Le grand sommeil

Cet après-midi, j’étais assise dans le grand fauteuil rouge de la classe devant les lits superposés et les petites couchettes posées au sol. Ça ronflait sec et je repensais à la phrase de ma sœur: « On dirait des bentos les gosses ». Pas faux. Saucissonnés dans leurs couettes, ces petits sushis ont encore trois siestes officielles avant les grandes vacances. Combien d’entre-eux vont continuer à la faire cet été?

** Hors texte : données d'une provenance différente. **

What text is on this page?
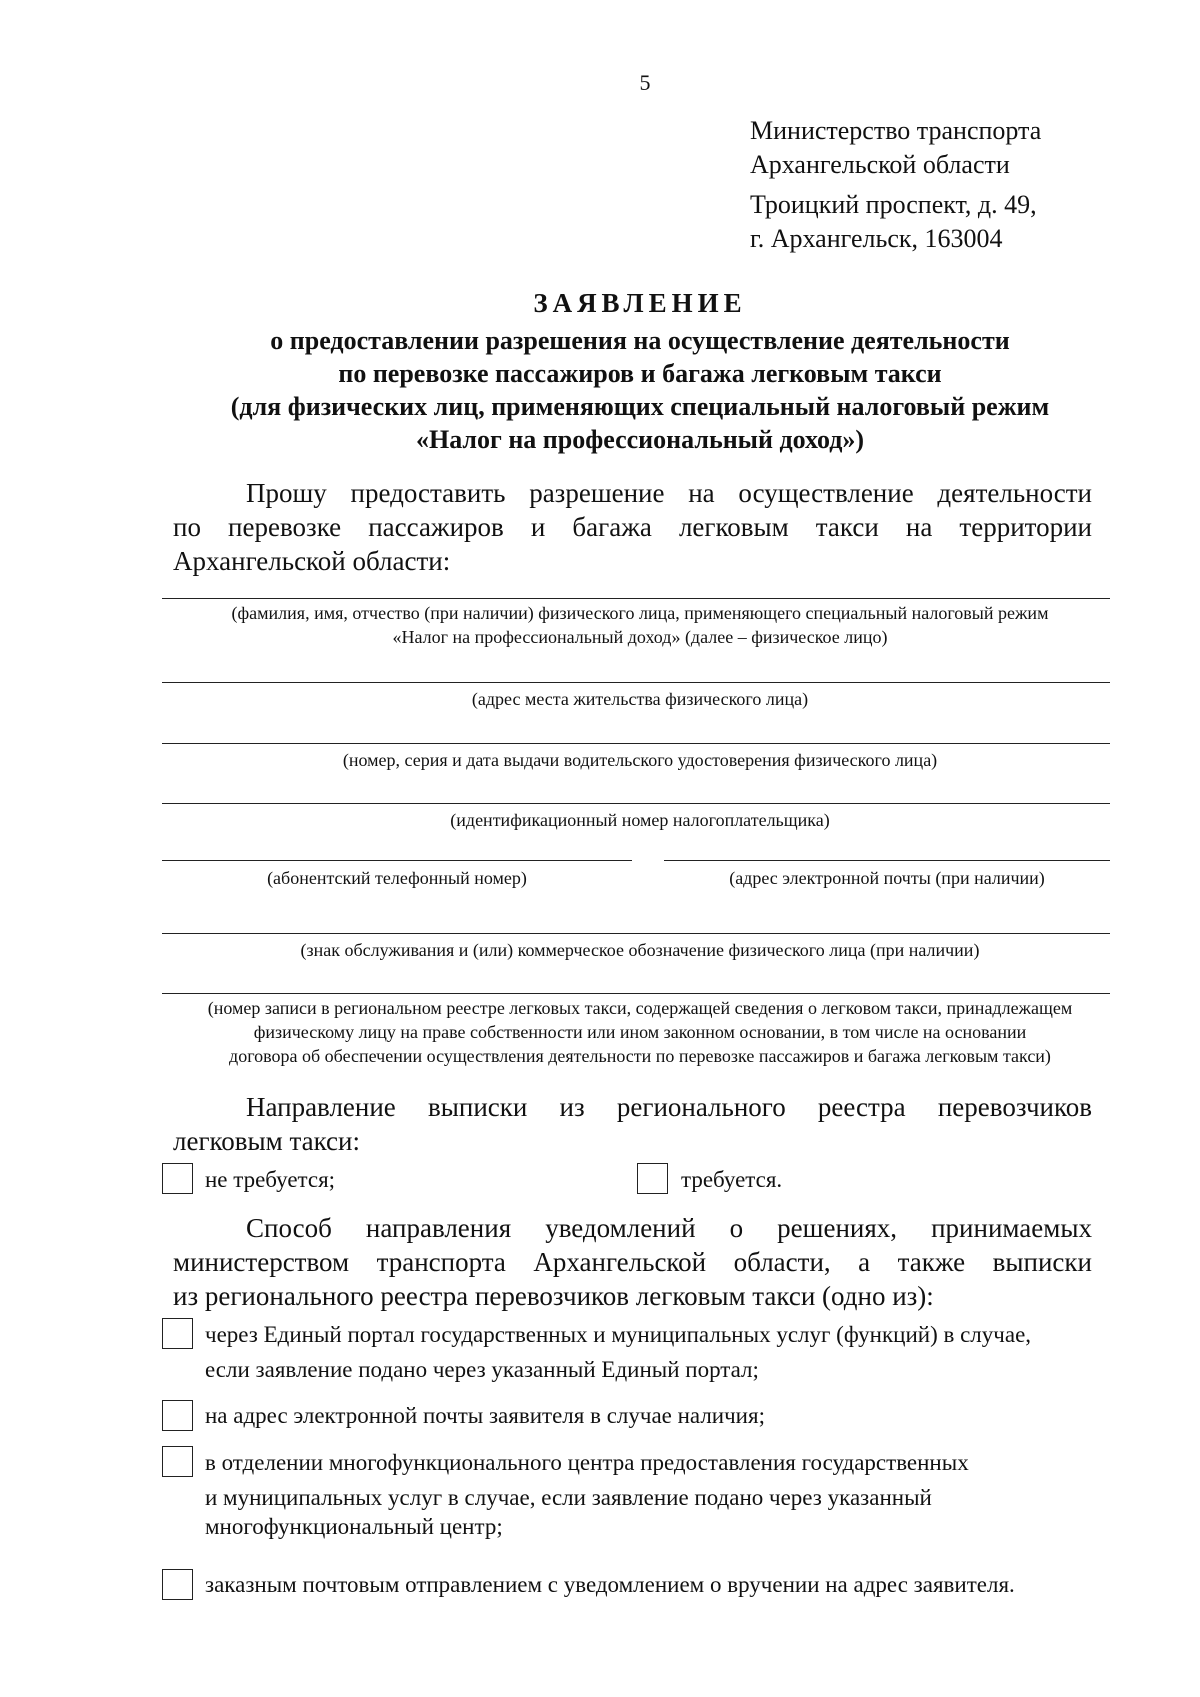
5
Министерство транспорта
Архангельской области
Троицкий проспект, д. 49,
г. Архангельск, 163004
ЗАЯВЛЕНИЕ
о предоставлении разрешения на осуществление деятельности
по перевозке пассажиров и багажа легковым такси
(для физических лиц, применяющих специальный налоговый режим
«Налог на профессиональный доход»)
Прошу предоставить разрешение на осуществление деятельности
по перевозке пассажиров и багажа легковым такси на территории
Архангельской области:
(фамилия, имя, отчество (при наличии) физического лица, применяющего специальный налоговый режим
«Налог на профессиональный доход» (далее – физическое лицо)
(адрес места жительства физического лица)
(номер, серия и дата выдачи водительского удостоверения физического лица)
(идентификационный номер налогоплательщика)
(абонентский телефонный номер)	(адрес электронной почты (при наличии)
(знак обслуживания и (или) коммерческое обозначение физического лица (при наличии)
(номер записи в региональном реестре легковых такси, содержащей сведения о легковом такси, принадлежащем
физическому лицу на праве собственности или ином законном основании, в том числе на основании
договора об обеспечении осуществления деятельности по перевозке пассажиров и багажа легковым такси)
Направление выписки из регионального реестра перевозчиков
легковым такси:
не требуется;	требуется.
Способ направления уведомлений о решениях, принимаемых
министерством транспорта Архангельской области, а также выписки
из регионального реестра перевозчиков легковым такси (одно из):
через Единый портал государственных и муниципальных услуг (функций) в случае,
если заявление подано через указанный Единый портал;
на адрес электронной почты заявителя в случае наличия;
в отделении многофункционального центра предоставления государственных
и муниципальных услуг в случае, если заявление подано через указанный
многофункциональный центр;
заказным почтовым отправлением с уведомлением о вручении на адрес заявителя.
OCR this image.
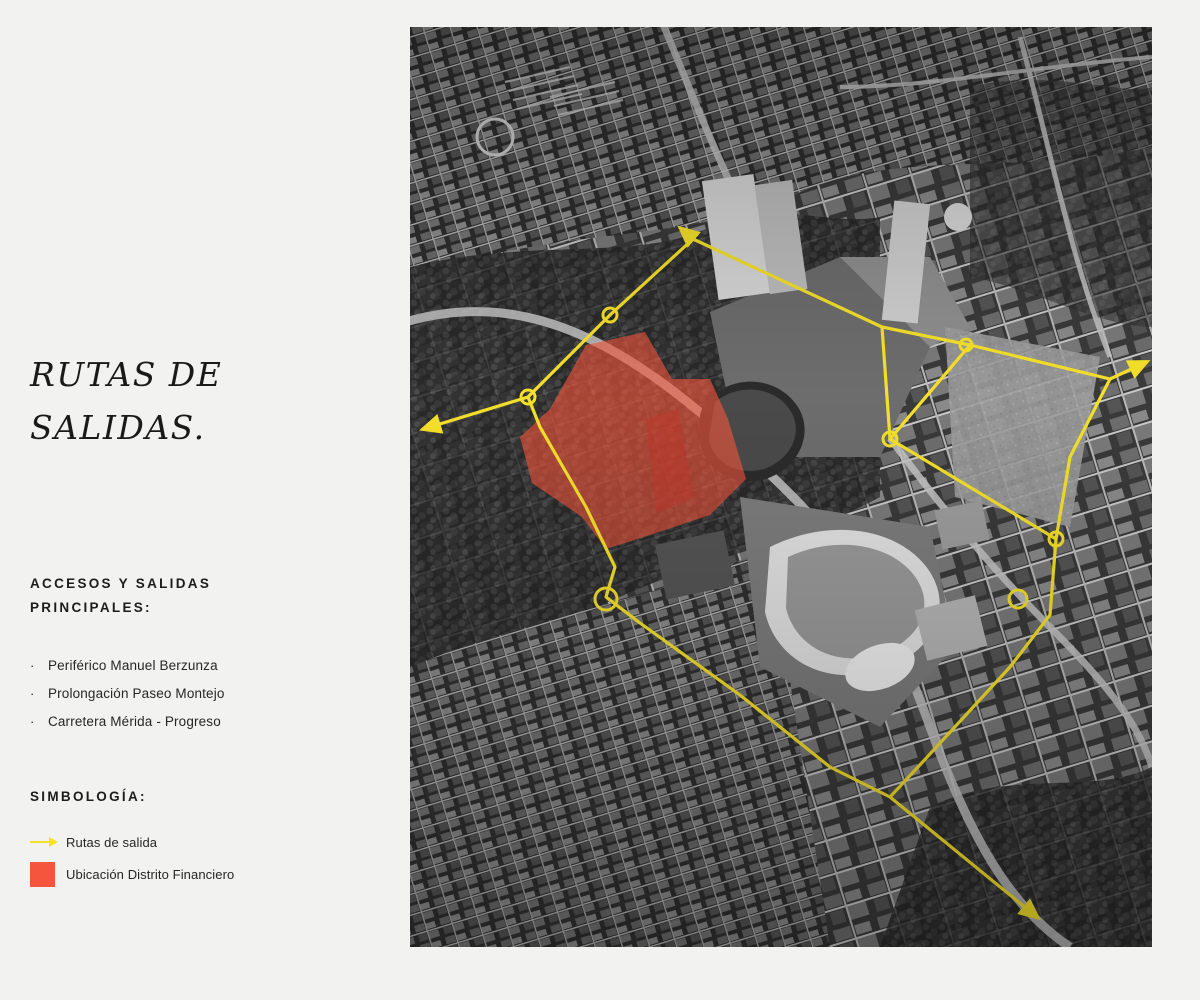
RUTAS DE
SALIDAS.
ACCESOS Y SALIDAS
PRINCIPALES:
·	Periférico Manuel Berzunza
·	Prolongación Paseo Montejo
·	Carretera Mérida - Progreso
SIMBOLOGÍA:
Rutas de salida
Ubicación Distrito Financiero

Avec ma sœur, on a des concepts pour définir les choses du quotidien qui n’ont pas forcément de nom. Il y a quelques années, on a inventé « les winnies ». On était toutes les deux au nord de l’Europe, dans un décor improbable d’ancien pays de l’est. Fatiguées par une journée de marche, on venait de se retrouver, de parler des heures, et on s’endormait quand il y a eu un bruit proche de: « Mmmmppfffgpfggg« . Le bruit du contentement de l’endormissement. Suivi d’un silence et d’une explosion de rire interminable. C’était le premier « winnie » de l’histoire. Parce que Winnie l’ourson fait sans doute ce bruit quand il vient de trouver un gros pot de miel et qu’il le serre fort entre ses bras.

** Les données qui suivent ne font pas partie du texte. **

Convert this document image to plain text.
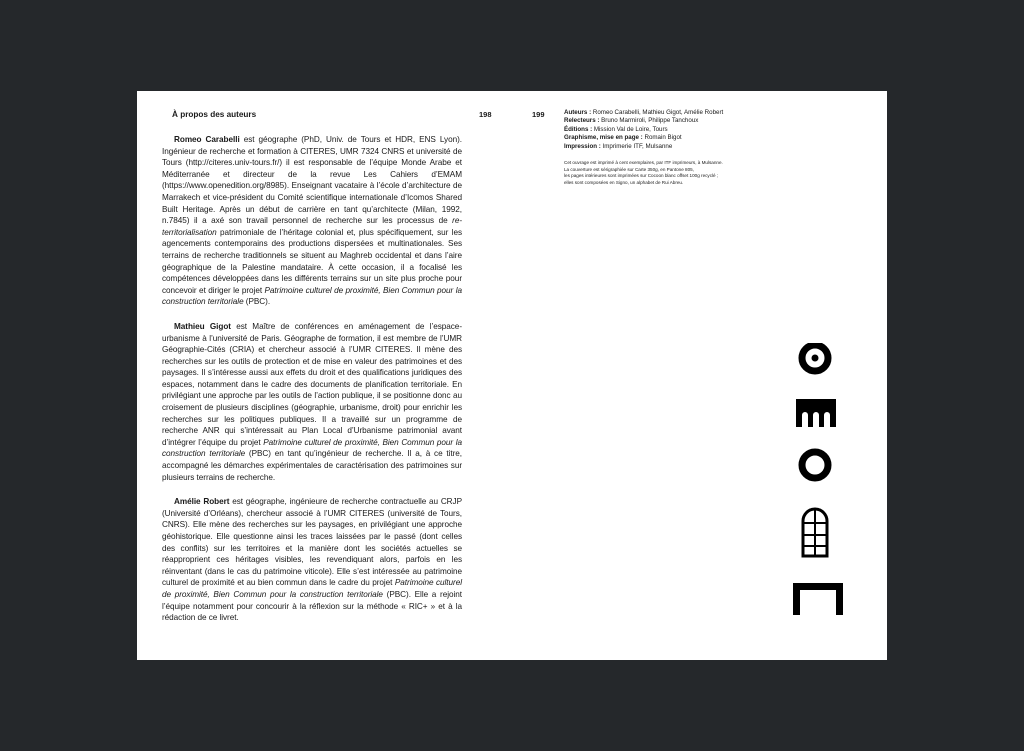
À propos des auteurs

Romeo Carabelli est géographe (PhD, Univ. de Tours et HDR, ENS Lyon). Ingénieur de recherche et formation à CITERES, UMR 7324 CNRS et université de Tours (http://citeres.univ-tours.fr/) il est responsable de l’équipe Monde Arabe et Méditerranée et directeur de la revue Les Cahiers d’EMAM (https://www.openedition.org/8985). Enseignant vacataire à l’école d’architecture de Marrakech et vice-président du Comité scientifique internationale d’Icomos Shared Built Heritage. Après un début de carrière en tant qu’architecte (Milan, 1992, n.7845) il a axé son travail personnel de recherche sur les processus de re-territorialisation patrimoniale de l’héritage colonial et, plus spécifiquement, sur les agencements contemporains des productions dispersées et multinationales. Ses terrains de recherche traditionnels se situent au Maghreb occidental et dans l’aire géographique de la Palestine mandataire. À cette occasion, il a focalisé les compétences développées dans les différents terrains sur un site plus proche pour concevoir et diriger le projet Patrimoine culturel de proximité, Bien Commun pour la construction territoriale (PBC).

Mathieu Gigot est Maître de conférences en aménagement de l’espace-urbanisme à l’université de Paris. Géographe de formation, il est membre de l’UMR Géographie-Cités (CRIA) et chercheur associé à l’UMR CITERES. Il mène des recherches sur les outils de protection et de mise en valeur des patrimoines et des paysages. Il s’intéresse aussi aux effets du droit et des qualifications juridiques des espaces, notamment dans le cadre des documents de planification territoriale. En privilégiant une approche par les outils de l’action publique, il se positionne donc au croisement de plusieurs disciplines (géographie, urbanisme, droit) pour enrichir les recherches sur les politiques publiques. Il a travaillé sur un programme de recherche ANR qui s’intéressait au Plan Local d’Urbanisme patrimonial avant d’intégrer l’équipe du projet Patrimoine culturel de proximité, Bien Commun pour la construction territoriale (PBC) en tant qu’ingénieur de recherche. Il a, à ce titre, accompagné les démarches expérimentales de caractérisation des patrimoines sur plusieurs terrains de recherche.

Amélie Robert est géographe, ingénieure de recherche contractuelle au CRJP (Université d’Orléans), chercheur associé à l’UMR CITERES (université de Tours, CNRS). Elle mène des recherches sur les paysages, en privilégiant une approche géohistorique. Elle questionne ainsi les traces laissées par le passé (dont celles des conflits) sur les territoires et la manière dont les sociétés actuelles se réapproprient ces héritages visibles, les revendiquant alors, parfois en les réinventant (dans le cas du patrimoine viticole). Elle s’est intéressée au patrimoine culturel de proximité et au bien commun dans le cadre du projet Patrimoine culturel de proximité, Bien Commun pour la construction territoriale (PBC). Elle a rejoint l’équipe notamment pour concourir à la réflexion sur la méthode « RIC+ » et à la rédaction de ce livret.

198	199	Auteurs : Romeo Carabelli, Mathieu Gigot, Amélie Robert

Relecteurs : Bruno Marmiroli, Philippe Tanchoux

Éditions : Mission Val de Loire, Tours

Graphisme, mise en page : Romain Bigot

Impression : Imprimerie ITF, Mulsanne

Cet ouvrage est imprimé à cent exemplaires, par ITF imprimeurs, à Mulsanne.

La couverture est sérigraphiée sur Carte 350g, en Pantone 805,

les pages intérieures sont imprimées sur Cocoon blanc offset 100g recyclé ;

elles sont composées en Signo, un alphabet de Rui Abreu.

Les « winnies », on en fait tous. Mais on ne les entend pas toujours et on ne le dit pas. On les contient, on les refrène, ils échappent aux autres. Ils nous font sourire ou nous gênent. À trois ou quatre ans, quand c’est presque la dernière sieste de l’année, qu’il ne fait ni trop chaud, ni trop froid à l’école et qu’on se sent bien, on fait apparemment des winnies.

Aujourd’hui, il y en a eu beaucoup. Un concert de winnies, pour saluer l’année presque écoulée.